Exfoliation is the process of removing dead skin cells, along with dirt, oil, and sweat, from the surface of the skin. It helps reveal brighter, healthier skin and evens the skin’s texture. While physical exfoliation has been popular for quite some time, people are becoming more interested in chemical exfoliation as an effective and often more gentle way to reveal clear, bright skin. Read on to learn more about chemical exfoliation plus how to use different exfoliators for different types of skin.
How Does Chemical Exfoliation Work?
While physical exfoliation physically sloughs off dead skin, chemical exfoliation involves applying acids to the top layer of the skin. The acids work on the surface, and sometimes under, to physically target problem areas and increase cell turnover to reveal clearer skin.
Types of Chemical Exfoliators
Alpha hydroxy acid, known as AHA, is a water-soluble acid that can improve skin texture, smooth fine lines, and shed sun-damaged skin cells. Some AHAs are produced synthetically while others come from natural enzymes such as tartaric acid, which is made from grapes, lactic acid, which comes from milk, and citric acid.
Beta hydroxy acid, also known as BHA, helps remove layers of dead skin. Just like an AHA, it helps improve the texture of the skin; however, it goes a step further by working inside of the pore, removing excess oil and dirt.
Best Exfoliator for Your Skin Type
It’s almost as if a new chemical exfoliator comes out each day. With such a wide range of options with different purported benefits, it can be difficult to navigate the ever-growing industry. You can narrow the search for the perfect product significantly just by knowing the best acid to start with for your skin type.
- Acne-prone skin:
Acne appears when dead skin, oil, and dirt clog pores. Research shows BHAs, particularly salicylic acid, are a safe and effective choice for acne. BHAs target acne by working under the surface of the skin, unlike an AHA. They help control oil and shine and also smooth out skin irregularities.
- Mature skin:
If you’re looking to even out fine lines, wrinkles, and age spots, AHA is your best bet. AHAs work solely on the surface of the skin. Glycolic acid, derived from sugarcane, has a smaller molecular bond compared to other AHAs. This structure allows it to penetrate the skin deeper, which can help even out texture. While glycolic acid is safe to use for darker skin tones, if overused, it can cause damage. You may choose to stick to gentler options, such as mandelic acid, which may improve skin firmness and elasticity.
- Hyperpigmented skin:
Hyperpigmentation is caused from an excess of melanin production within the skin, and research shows AHAs can improve the appearance of hyperpigmented skin. Citric acid, made from citrus fruits, can brighten the skin, and help improve the appearance of hyperpigmentation and dullness. Lactic acid is also a worthy contender for hyperpigmentation. Derived from milk, it’s considered a gentle acid, so it’s great for sensitive skin, as well.
- Oily skin:
Salicylic acid, a BHA, helps control excess oil. The acid, made from willow bark extract, penetrates the pores to get rid of sebum, an oily, waxy substance that can lead to oily skin and acne. Salicylic acid also has anti-inflammatory properties, which means it may help prevent future breakouts.
- Dry skin:
Though it’s not an exfoliator, the best acid for dry skin is hyaluronic acid. It’s a humectant that holds water molecules on the surface of your skin, fixing any dry patches. If you’re looking for an exfoliator that won’t dry out your skin, lactic and tartaric acids are both gentle and effective.

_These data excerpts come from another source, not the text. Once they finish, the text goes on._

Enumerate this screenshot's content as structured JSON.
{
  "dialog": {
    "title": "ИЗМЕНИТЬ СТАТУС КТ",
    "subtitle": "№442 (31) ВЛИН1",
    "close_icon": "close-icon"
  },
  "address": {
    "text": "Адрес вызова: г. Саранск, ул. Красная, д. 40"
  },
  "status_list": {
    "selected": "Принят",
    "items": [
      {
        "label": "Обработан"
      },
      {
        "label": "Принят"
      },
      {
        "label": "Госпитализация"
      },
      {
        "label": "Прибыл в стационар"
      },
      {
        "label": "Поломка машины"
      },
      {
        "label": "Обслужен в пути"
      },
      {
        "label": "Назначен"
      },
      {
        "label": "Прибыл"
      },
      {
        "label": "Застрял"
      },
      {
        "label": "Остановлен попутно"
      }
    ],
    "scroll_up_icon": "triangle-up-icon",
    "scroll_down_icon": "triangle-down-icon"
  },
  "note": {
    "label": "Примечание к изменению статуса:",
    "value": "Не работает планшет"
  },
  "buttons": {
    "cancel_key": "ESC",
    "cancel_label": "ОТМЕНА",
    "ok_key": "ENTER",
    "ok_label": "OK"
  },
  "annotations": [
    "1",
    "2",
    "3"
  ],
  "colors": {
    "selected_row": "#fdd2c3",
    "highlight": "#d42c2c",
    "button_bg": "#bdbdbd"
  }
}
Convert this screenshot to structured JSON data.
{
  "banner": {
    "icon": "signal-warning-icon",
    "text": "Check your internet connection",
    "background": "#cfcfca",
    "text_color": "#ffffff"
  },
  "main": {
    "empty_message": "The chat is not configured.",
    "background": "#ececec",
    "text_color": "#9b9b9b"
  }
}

Tips for Using Chemical Exfoliators
If you’re a skincare junkie or simply like to try new things, getting a new product can feel like a shot of serotonin. Yet, it’s important to take a beat to learn about how to apply each product safely. Acids can be very powerful, so it’s safe to be as patient as can be.
- Patch test:
Applying an acid to the skin may lead to some irritation. It may be minor and fade within a few minutes or it could last longer. It’s important to test it on a patch of skin, preferably on your forearm, to see if you have any negative reactions.
- Don’t overdo it:
Unless the product you’re using specifies it’s for everyday use, it’s important to ease it into your routine, especially if you have sensitive skin. Start by applying once per week, then gradually work up to two or three times a week.
- Always use sunscreen:
Even when not using an acid, it’s smart to include sunscreen in your daily routine. Acids increase your skin’s sensitivity to the sun, so if you use a chemical exfoliant during the day, ensure you’re protected with SPF. Apply sunscreen as the last step in your skin care routine.
- Research before mixing acids:
You can find acids within multiple products, not just serums. So before you apply a lactic acid night cream over your kojic acid cleanser and papaya enzyme toner, talk to a dermatologist or skincare expert to make sure you’re not mixing up a potentially damaging skincare potion.
Chemical exfoliators can leave your skin looking and feeling smooth, moisturized, and supple. Rather than slough off dead skin cells the way physical exfoliators do, acids do all the work without the scrubbing.